Would not let me escape. He kept grabbing me by the arm and saying:
I say, old fellow, I heard an awfully good yarn the other day
. They were all stories of men as stupid and feckless as himself. Then he told me a long complicated anecdote about how he himself had recently been cheated at a dogfight. It was something about
rigging the odds for a game dog and it was done by a fellow who’s half a gentleman and half a low scrub
.
The drivelling drink-sodden fool. What do I care about fighting dogs? Then he started to whinge about the
short commons
his father keeps him on so he
never has any tin
. How he won’t give him
an allowance fit for a gentleman
and yet he’s ready to empty his pockets for some of his clients. He gave me such a stupid sly look that I realised he meant Mother. I asked him what the devil he was getting at and he said I must know how kind his father had been to my family.
I could hardly believe what I was hearing. That Boddington should not only rob and cheat us but have the brazen effrontery to boast that he has helped us! I had to put the poor nincompoop right. I told him his father had chiselled my mother out of everything she should have inherited and he almost alone had brought us to the straits we were in.
He shouted:
You’re a damned liar.

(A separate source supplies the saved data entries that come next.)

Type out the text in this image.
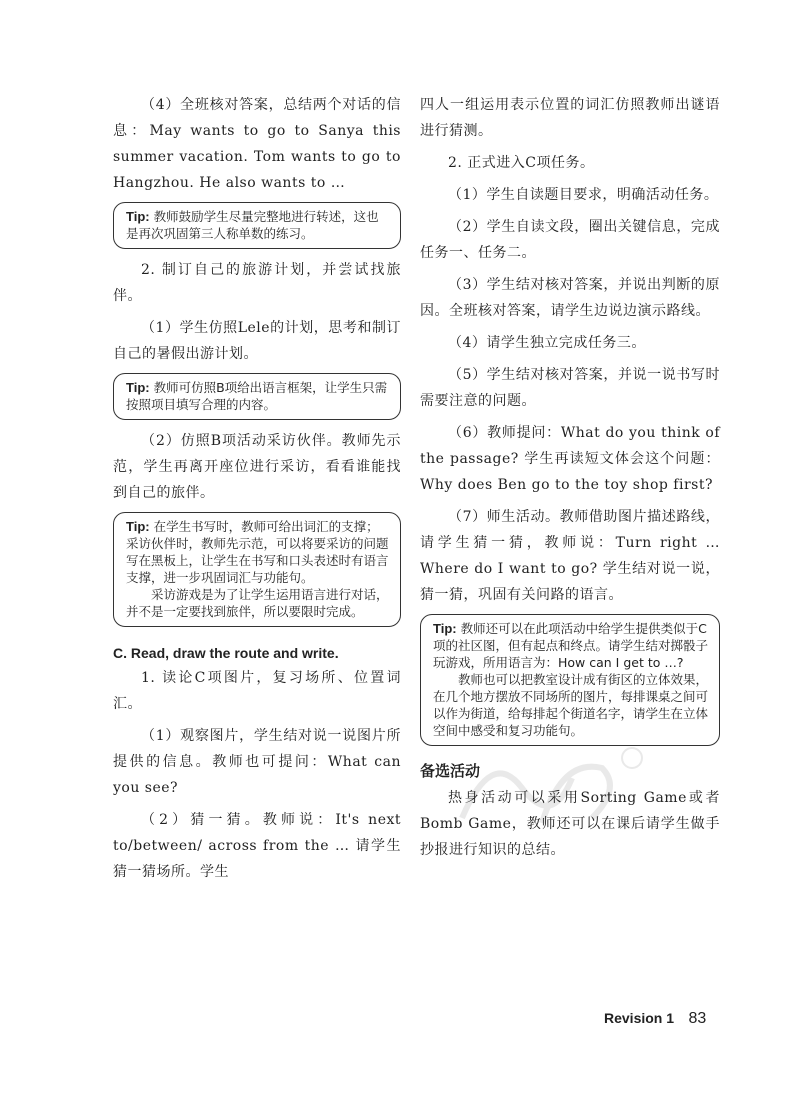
（4）全班核对答案，总结两个对话的信息：May wants to go to Sanya this summer vacation. Tom wants to go to Hangzhou. He also wants to …

Tip: 教师鼓励学生尽量完整地进行转述，这也是再次巩固第三人称单数的练习。

2. 制订自己的旅游计划，并尝试找旅伴。

（1）学生仿照Lele的计划，思考和制订自己的暑假出游计划。

Tip: 教师可仿照B项给出语言框架，让学生只需按照项目填写合理的内容。

（2）仿照B项活动采访伙伴。教师先示范，学生再离开座位进行采访，看看谁能找到自己的旅伴。

Tip: 在学生书写时，教师可给出词汇的支撑；采访伙伴时，教师先示范，可以将要采访的问题写在黑板上，让学生在书写和口头表述时有语言支撑，进一步巩固词汇与功能句。
采访游戏是为了让学生运用语言进行对话，并不是一定要找到旅伴，所以要限时完成。
C. Read, draw the route and write.

1. 读论C项图片，复习场所、位置词汇。

（1）观察图片，学生结对说一说图片所提供的信息。教师也可提问：What can you see?

（2）猜一猜。教师说：It's next to/between/ across from the … 请学生猜一猜场所。学生

四人一组运用表示位置的词汇仿照教师出谜语进行猜测。

2. 正式进入C项任务。

（1）学生自读题目要求，明确活动任务。

（2）学生自读文段，圈出关键信息，完成任务一、任务二。

（3）学生结对核对答案，并说出判断的原因。全班核对答案，请学生边说边演示路线。

（4）请学生独立完成任务三。

（5）学生结对核对答案，并说一说书写时需要注意的问题。

（6）教师提问：What do you think of the passage? 学生再读短文体会这个问题：Why does Ben go to the toy shop first?

（7）师生活动。教师借助图片描述路线，请学生猜一猜，教师说：Turn right … Where do I want to go? 学生结对说一说，猜一猜，巩固有关问路的语言。

Tip: 教师还可以在此项活动中给学生提供类似于C项的社区图，但有起点和终点。请学生结对掷骰子玩游戏，所用语言为：How can I get to …?
教师也可以把教室设计成有街区的立体效果，在几个地方摆放不同场所的图片，每排课桌之间可以作为街道，给每排起个街道名字，请学生在立体空间中感受和复习功能句。
备选活动

热身活动可以采用Sorting Game或者Bomb Game，教师还可以在课后请学生做手抄报进行知识的总结。

Revision 1 83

My governor’s a tightfisted old skinflint but he’s straight as a die
. I laughed in his stupid face. He said:
Why do you think he bought your mother’s ridiculous claim?
Just what I’d guessed! He was the secret purchaser! The lying cheat!
I said:
Why? In order to defraud her and get it at a knockdown price, that’s why. That’s why he did it in a sneaking underhand manner and you’ve let the cat out of the bag now
.
He stuck his ugly phiz in front of me and laughed, spitting in my face and reeking of wine, and then he shouted:
You dunce. He paid well over the odds for it. He did it to stop your damned mother beggaring herself
.
Must have raised my voice a little myself and I think I may have seized him by the lapels because some of the stewards came over and told us to take our argument outside. I said that it wasn’t an argument worth pursuing and turned my back on the drink-sozzled jackanapes. Went to find Effie but couldn’t see her. Had to ply my elbows to force my way through the press of damned idiots getting in my way.